I'd say that Lindy has one of the most difficult basics of any of the dances. Argentine has an easier basic, but is more challenging to master the set of basic moves.
posted by vegetableagony at 9:21 PM on June 5, 2009


Now on to what makes a dance hard to master at the competition level.

A dance like the waltz can be done at its most simple level with very little effort, but to compete at the highest level people have broken down the motion and tried to perfect each of the tiniest aspects of the motion. You can do the same with almost any dance, so what it comes down to is where is the bar set for competing, how much dancing have the pro's done to get where they are. One dance might have a simple foundation on which you can build a lot, while another has a complex base without much more to add to it.

I think the best way to look at this is how long it would take to become competition level at each dance. I love lindy a lot, but it doesn't seem as developed at the competition level as some other social dances like salsa, argentine, or any of the ballroom dances. I've seen people get up tot he competition level after 1-2 years of dedicated effort, while at ballroom I've seen people practice 10 hours a week for 4 years and still not be at the top of even the amateur competitions let alone the pro.

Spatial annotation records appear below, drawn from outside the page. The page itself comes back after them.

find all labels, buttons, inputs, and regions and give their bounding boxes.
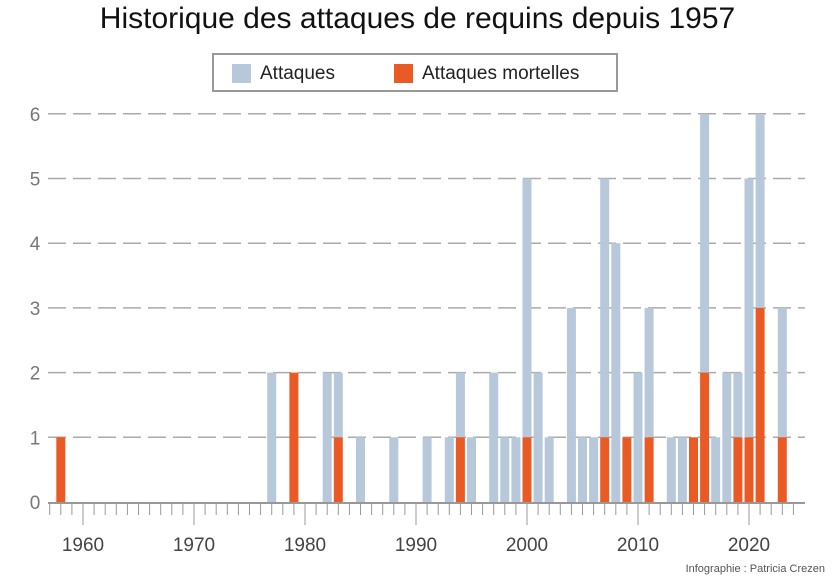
- y-tick-label: 5: [30, 170, 41, 191]
- bar-mortelles-2020: [744, 437, 754, 502]
- bar-mortelles-1983: [333, 437, 343, 502]
- bar-mortelles-2023: [777, 437, 787, 502]
- bar-attaques-1983: [333, 372, 343, 438]
- bar-attaques-2014: [677, 437, 687, 502]
- bar-attaques-1995: [467, 437, 476, 502]
- x-tick-label: 2010: [617, 535, 659, 556]
- bar-attaques-1999: [511, 437, 521, 502]
- bar-mortelles-2011: [644, 437, 654, 502]
- bar-attaques-1982: [322, 372, 332, 502]
- bar-attaques-1993: [444, 437, 454, 502]
- bar-attaques-2010: [633, 372, 643, 502]
- x-tick-label: 1960: [62, 535, 104, 556]
- bar-attaques-1998: [500, 437, 510, 502]
- bar-attaques-2001: [533, 372, 543, 502]
- bar-mortelles-2000: [522, 437, 532, 502]
- bar-attaques-1988: [389, 437, 399, 502]
- bar-mortelles-2019: [733, 437, 743, 502]
- bar-mortelles-2021: [755, 307, 765, 502]
- legend-swatch-mortelles: [394, 64, 413, 83]
- chart-title: Historique des attaques de requins depui…: [99, 2, 736, 35]
- legend-label-attaques: Attaques: [260, 63, 335, 84]
- y-tick-label: 6: [30, 105, 41, 126]
- bar-attaques-1985: [356, 437, 365, 502]
- bar-attaques-2004: [566, 307, 576, 502]
- x-tick-label: 2000: [506, 535, 548, 556]
- bar-attaques-2019: [733, 372, 743, 438]
- y-tick-label: 4: [30, 234, 41, 255]
- x-tick-label: 1970: [173, 535, 215, 556]
- bar-attaques-1997: [489, 372, 499, 502]
- bar-attaques-1991: [422, 437, 432, 502]
- bar-mortelles-2007: [600, 437, 610, 502]
- bar-mortelles-1994: [455, 437, 465, 502]
- legend-label-mortelles: Attaques mortelles: [422, 63, 580, 84]
- bar-mortelles-2015: [689, 437, 698, 502]
- bar-attaques-2000: [522, 178, 532, 438]
- x-tick-label: 2020: [728, 535, 770, 556]
- bar-attaques-2020: [744, 178, 754, 438]
- bar-attaques-2007: [600, 178, 610, 438]
- bar-attaques-1977: [267, 372, 277, 502]
- bar-attaques-2016: [700, 113, 710, 373]
- y-tick-label: 1: [30, 428, 41, 449]
- bar-attaques-2006: [589, 437, 599, 502]
- bar-mortelles-1958: [56, 437, 66, 502]
- bar-attaques-2013: [666, 437, 676, 502]
- y-tick-label: 3: [30, 299, 41, 320]
- y-tick-label: 2: [30, 364, 41, 385]
- bar-attaques-2018: [722, 372, 732, 502]
- bar-attaques-2011: [644, 307, 654, 438]
- bar-attaques-2017: [711, 437, 721, 502]
- bar-attaques-2008: [611, 243, 621, 502]
- x-tick-label: 1990: [395, 535, 437, 556]
- bar-attaques-1994: [455, 372, 465, 438]
- bar-attaques-2005: [578, 437, 587, 502]
- bar-mortelles-1979: [289, 372, 299, 502]
- bar-mortelles-2009: [622, 437, 632, 502]
- bar-attaques-2021: [755, 113, 765, 308]
- legend: Attaques Attaques mortelles: [212, 53, 618, 92]
- bar-mortelles-2016: [700, 372, 710, 502]
- x-tick-label: 1980: [284, 535, 326, 556]
- credit: Infographie : Patricia Crezen: [685, 563, 825, 575]
- legend-swatch-attaques: [232, 64, 251, 83]
- bar-attaques-2023: [777, 307, 787, 438]
- bar-attaques-2002: [544, 437, 554, 502]
- y-tick-label: 0: [30, 493, 41, 514]
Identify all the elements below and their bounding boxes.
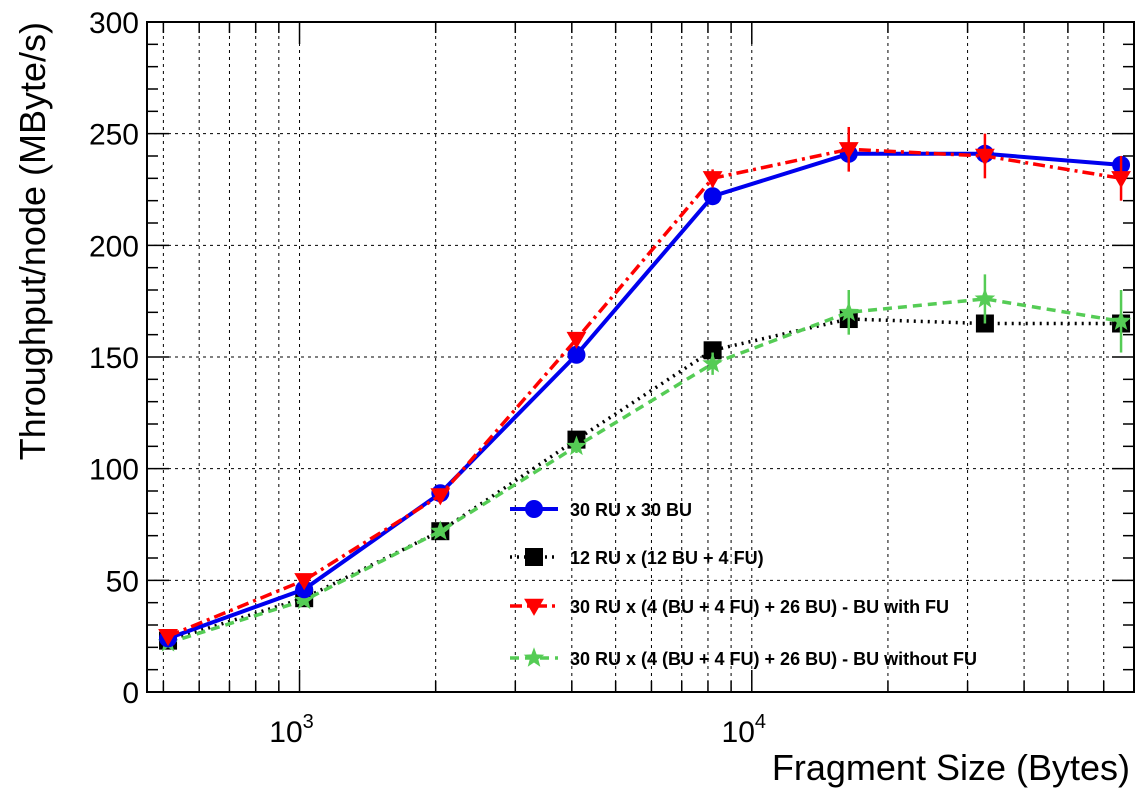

I don't know the competition levels of salsa and argentine quite as closely, but both dances have extremely dedicated followings. When you look at a pro level salsa dancer many have danced since they were young kids and can do spins and precision hips and footwork that seem much more complex than what I've seen at lindy competitions.

Also pro west coast dancer's never cease to take my breath away.


Sorry at this point I am probably rambling and have offened all sorts of different people, but I hope I have raised some of the relevant considerations even if people disagree with my assortments.

If you have any more specific questions let me know.